Nazi Town, USA
2024

2025
Director
Hugo Macgregor
Runtime
59 minutes
Average Rating
No ratings yetSynopsis
In the most personal and unflinching film of his career, historian Simon Schama confronts the enormity of the Holocaust and the catastrophe experienced by its victims. In a journey that ends with his first visit to Auschwitz, Simon travels across the Continent to explore how the Holocaust was far more than a Nazi obsession that played out in gas chambers, but a European-wide crime of complicity. From bullets in the Lithuanian lands of his ancestors to bureaucracy in the Netherlands, he reveals how deep-rooted prejudice was weaponised to turn people against their Jewish neighbours. As a moving interview with a survivor reveals, the story of how ‘evil comes step by step’ remains powerfully relevant today.
Overall Score
Good
Category Breakdown
LGBTQ+ Representation
The film focuses on the Jewish experience and the mechanics of the Holocaust. There is no explicit mention of LGBTQ+ identities or queer narratives within the documentary.
Gender Representation
The narrative centers the lived experiences of survivors like Marian Turski rather than military leaders. However, the investigative journey is driven by a male historian, maintaining a traditional scholarly lens.
Racial & Ethnic Diversity
The documentary highlights the specificities of ethnic persecution in Lithuania and the Netherlands. It avoids a monolithic view by exploring how geography and ethnicity intersected with systemic complicity.
Religious & Cultural Diversity
The film critiques Western institutions and state structures as tools of oppression. It presents a morally complex view of how civilized societies can descend into systemic evil through neighborly complicity.
Disability Representation
The film deals with the profound physical and psychological trauma of survivors. It is unclear if disability is portrayed through an agency-driven lens or simply as a byproduct of tragedy.
Strengths
Areas for Improvement
AI Analysis
Simon Schama: The Road to Auschwitz succeeds in deconstructing the myth of the Holocaust as a singular, isolated event.
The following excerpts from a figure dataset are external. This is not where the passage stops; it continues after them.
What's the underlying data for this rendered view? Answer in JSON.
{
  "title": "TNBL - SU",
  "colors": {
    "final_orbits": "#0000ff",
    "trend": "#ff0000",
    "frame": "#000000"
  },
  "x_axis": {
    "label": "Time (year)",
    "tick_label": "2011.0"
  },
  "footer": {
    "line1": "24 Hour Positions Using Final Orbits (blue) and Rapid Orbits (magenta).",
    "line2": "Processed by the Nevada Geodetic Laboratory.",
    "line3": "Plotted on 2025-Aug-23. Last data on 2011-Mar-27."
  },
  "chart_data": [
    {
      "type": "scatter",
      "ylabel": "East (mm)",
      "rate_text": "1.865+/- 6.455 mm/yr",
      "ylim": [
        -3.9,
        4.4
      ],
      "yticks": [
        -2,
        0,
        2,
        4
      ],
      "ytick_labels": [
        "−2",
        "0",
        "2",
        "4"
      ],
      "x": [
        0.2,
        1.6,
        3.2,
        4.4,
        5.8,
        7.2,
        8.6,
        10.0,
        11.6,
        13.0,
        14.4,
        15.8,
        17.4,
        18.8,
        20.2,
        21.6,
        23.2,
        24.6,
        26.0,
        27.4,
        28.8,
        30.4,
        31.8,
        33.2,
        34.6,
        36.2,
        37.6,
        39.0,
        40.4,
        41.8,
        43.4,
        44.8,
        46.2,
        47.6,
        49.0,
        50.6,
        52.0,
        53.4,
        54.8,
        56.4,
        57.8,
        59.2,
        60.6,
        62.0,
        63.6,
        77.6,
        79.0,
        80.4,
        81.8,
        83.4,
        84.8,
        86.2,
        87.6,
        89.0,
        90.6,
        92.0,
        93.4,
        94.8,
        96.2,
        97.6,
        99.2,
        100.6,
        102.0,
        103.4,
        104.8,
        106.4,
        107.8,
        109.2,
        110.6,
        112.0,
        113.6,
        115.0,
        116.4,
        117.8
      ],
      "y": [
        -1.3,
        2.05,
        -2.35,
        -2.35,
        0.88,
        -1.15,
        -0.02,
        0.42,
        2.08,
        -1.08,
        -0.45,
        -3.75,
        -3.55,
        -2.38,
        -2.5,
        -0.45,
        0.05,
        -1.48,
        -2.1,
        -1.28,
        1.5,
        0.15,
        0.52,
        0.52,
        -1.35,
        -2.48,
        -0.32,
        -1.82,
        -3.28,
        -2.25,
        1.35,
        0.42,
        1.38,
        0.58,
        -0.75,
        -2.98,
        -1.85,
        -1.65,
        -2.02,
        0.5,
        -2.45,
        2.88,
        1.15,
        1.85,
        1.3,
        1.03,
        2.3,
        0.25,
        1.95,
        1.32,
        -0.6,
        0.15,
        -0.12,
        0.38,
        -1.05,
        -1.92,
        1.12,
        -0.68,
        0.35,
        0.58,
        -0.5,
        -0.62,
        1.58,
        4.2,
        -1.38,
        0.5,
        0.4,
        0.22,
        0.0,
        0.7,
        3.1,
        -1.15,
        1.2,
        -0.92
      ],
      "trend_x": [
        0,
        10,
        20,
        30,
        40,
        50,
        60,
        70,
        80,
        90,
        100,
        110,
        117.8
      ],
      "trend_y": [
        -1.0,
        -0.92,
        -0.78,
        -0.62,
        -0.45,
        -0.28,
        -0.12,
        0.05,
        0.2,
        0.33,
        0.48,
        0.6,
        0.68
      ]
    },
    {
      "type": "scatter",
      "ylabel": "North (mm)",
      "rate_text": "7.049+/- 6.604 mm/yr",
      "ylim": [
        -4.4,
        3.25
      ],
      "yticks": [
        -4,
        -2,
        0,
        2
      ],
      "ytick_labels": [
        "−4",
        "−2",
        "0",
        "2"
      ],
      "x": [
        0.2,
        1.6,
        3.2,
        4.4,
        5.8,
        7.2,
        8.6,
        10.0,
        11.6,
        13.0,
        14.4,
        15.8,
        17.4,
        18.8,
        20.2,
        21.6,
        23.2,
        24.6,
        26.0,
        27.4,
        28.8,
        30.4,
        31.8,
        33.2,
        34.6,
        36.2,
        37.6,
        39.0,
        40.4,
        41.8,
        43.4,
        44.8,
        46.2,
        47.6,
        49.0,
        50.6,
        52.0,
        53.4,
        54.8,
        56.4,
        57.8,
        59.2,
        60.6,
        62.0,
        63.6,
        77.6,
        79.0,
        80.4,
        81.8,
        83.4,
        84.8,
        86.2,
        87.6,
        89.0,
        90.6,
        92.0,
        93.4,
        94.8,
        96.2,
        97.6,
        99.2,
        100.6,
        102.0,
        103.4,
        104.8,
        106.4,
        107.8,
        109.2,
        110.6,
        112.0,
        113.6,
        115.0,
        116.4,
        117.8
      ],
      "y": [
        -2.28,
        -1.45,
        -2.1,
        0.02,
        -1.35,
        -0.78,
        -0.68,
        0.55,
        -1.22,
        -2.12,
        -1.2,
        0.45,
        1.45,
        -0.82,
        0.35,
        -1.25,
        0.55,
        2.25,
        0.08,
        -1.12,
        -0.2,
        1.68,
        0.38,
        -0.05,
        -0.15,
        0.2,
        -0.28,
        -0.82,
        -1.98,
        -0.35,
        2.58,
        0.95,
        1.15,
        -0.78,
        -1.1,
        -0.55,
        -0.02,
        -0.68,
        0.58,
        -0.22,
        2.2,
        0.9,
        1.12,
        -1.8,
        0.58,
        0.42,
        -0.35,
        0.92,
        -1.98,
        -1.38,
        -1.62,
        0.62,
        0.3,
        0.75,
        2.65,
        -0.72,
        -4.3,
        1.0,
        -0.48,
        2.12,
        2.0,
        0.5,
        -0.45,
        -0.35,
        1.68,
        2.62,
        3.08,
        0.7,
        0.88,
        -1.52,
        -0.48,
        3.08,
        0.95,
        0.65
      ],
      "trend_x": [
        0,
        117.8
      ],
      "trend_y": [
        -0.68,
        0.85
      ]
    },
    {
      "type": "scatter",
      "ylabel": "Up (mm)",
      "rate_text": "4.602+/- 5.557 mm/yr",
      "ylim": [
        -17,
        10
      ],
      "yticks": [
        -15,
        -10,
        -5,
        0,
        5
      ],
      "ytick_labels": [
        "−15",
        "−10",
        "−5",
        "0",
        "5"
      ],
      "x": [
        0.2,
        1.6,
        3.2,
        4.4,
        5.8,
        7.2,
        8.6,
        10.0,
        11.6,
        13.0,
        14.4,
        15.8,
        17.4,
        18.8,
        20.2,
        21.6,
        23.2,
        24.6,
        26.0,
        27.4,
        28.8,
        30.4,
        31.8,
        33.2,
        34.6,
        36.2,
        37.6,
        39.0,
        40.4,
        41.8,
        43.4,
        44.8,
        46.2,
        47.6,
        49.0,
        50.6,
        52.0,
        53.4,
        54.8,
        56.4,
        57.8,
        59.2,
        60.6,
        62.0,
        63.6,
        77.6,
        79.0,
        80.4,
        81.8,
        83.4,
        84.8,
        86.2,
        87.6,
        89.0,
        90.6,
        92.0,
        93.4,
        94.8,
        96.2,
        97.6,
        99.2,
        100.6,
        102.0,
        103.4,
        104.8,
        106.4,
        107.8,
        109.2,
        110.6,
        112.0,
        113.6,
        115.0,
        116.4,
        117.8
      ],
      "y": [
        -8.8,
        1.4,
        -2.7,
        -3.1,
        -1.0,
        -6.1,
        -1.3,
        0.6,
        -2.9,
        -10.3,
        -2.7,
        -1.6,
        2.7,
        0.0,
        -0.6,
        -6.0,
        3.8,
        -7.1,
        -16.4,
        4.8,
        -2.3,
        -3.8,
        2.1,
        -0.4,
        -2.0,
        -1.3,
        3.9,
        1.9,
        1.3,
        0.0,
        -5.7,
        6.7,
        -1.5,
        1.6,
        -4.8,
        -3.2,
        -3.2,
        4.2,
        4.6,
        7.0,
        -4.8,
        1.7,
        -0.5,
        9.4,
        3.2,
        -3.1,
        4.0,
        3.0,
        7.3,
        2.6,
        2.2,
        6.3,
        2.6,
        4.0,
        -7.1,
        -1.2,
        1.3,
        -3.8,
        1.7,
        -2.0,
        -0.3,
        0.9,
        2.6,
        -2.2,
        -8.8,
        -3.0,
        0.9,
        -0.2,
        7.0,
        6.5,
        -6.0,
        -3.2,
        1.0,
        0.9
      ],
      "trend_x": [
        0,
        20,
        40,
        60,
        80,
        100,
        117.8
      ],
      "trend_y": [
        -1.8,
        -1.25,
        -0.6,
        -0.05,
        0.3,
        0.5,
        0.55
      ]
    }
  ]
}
By framing the catastrophe as a pan-European crime of complicity, the film moves beyond the mechanics of concentration camps to examine how bureaucracy and social structures were weaponized against Jewish populations. The documentary excels in its sophisticated critique of Western institutions. It avoids patriotic simplifications, instead offering a deep dive into the specificities of ethnic persecution across different geographies, from Lithuania to the Netherlands. While the film provides a powerful exploration of systemic prejudice, it remains anchored in a traditional scholarly perspective. The focus on the Jewish diaspora is profound, yet the narrative lacks explicit engagement with LGBTQ+ identities or clear agency-driven disability representation.